La testa leggera mancava a Melissa da anni.
Cosa significava andare in un locale e bere? Cosa significava lasciarsi andare?
Non lo sapevo più, il mio corpo non lo sapeva più.
Leggerezza: nuvole morbide e grigie che davano l'impressione di essere così soffici. Io mi davo l'impressione di essere assente. Mi davo l'impressione di essere anche libera.
Se così potevo non ricordare George e quello che aveva fatto, non avevo niente da rimpiangere, niente di cui pentirmi.
Era strana la vita, no?
Un giorno eri in compagnia di certe persone, il giorno dopo avresti voluto non conoscerle mai.Un giorno avevi confini inavvicinabili; l'altro, ti sembrava di non aver mai vissuto nel modo giusto.

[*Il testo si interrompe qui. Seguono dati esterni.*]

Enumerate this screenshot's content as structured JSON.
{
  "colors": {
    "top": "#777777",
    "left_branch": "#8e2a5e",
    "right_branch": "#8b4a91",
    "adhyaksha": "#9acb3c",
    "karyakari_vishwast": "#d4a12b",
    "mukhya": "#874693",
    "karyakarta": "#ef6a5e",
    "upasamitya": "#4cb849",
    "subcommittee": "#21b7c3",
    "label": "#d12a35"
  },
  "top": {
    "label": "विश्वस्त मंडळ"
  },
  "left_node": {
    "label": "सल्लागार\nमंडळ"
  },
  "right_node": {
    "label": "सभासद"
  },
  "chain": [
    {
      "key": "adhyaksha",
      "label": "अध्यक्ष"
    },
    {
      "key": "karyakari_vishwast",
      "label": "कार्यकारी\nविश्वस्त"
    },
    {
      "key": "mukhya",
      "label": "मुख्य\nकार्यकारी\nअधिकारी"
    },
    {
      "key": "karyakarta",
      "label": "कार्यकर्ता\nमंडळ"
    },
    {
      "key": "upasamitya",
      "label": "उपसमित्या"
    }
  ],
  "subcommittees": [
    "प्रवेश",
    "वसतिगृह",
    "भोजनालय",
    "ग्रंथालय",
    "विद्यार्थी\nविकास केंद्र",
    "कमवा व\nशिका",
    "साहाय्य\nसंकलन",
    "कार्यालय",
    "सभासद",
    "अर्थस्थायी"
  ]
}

La melodia del pianoforte che da lontano, ovattata, avevo sentito per tanto tempo, diventava più udibile, alta, piena, libera.
Le luci stroboscopiche mi giravano intorno, i neon del Jimmy'z sembravano sorridermi per quanto sfocati fossero. Il calore della grande sala vedeva me, Charles e Natalia in pista a ballare nel modo più scoordinato che conoscessimo.
Erano ore che eravamo lì. Avevo perso la cognizione del tempo, ma non volevo tornare a casa. Non volevo pensare di George, né rivedere gli oggetti dei miei genitori in giro per l'appartamento: volevo essere libera.
Libera dalla mia mente, dai miei pensieri, dalla loro pesantezza, dalla leggerezza che non conoscevano.Mi avvicinai al bancone per bere ancora. Persi di vista i miei amici, ma tornai in pista, perché avevo deciso di godermi tutto, persino la solitudine in mezzo a una marea di persone.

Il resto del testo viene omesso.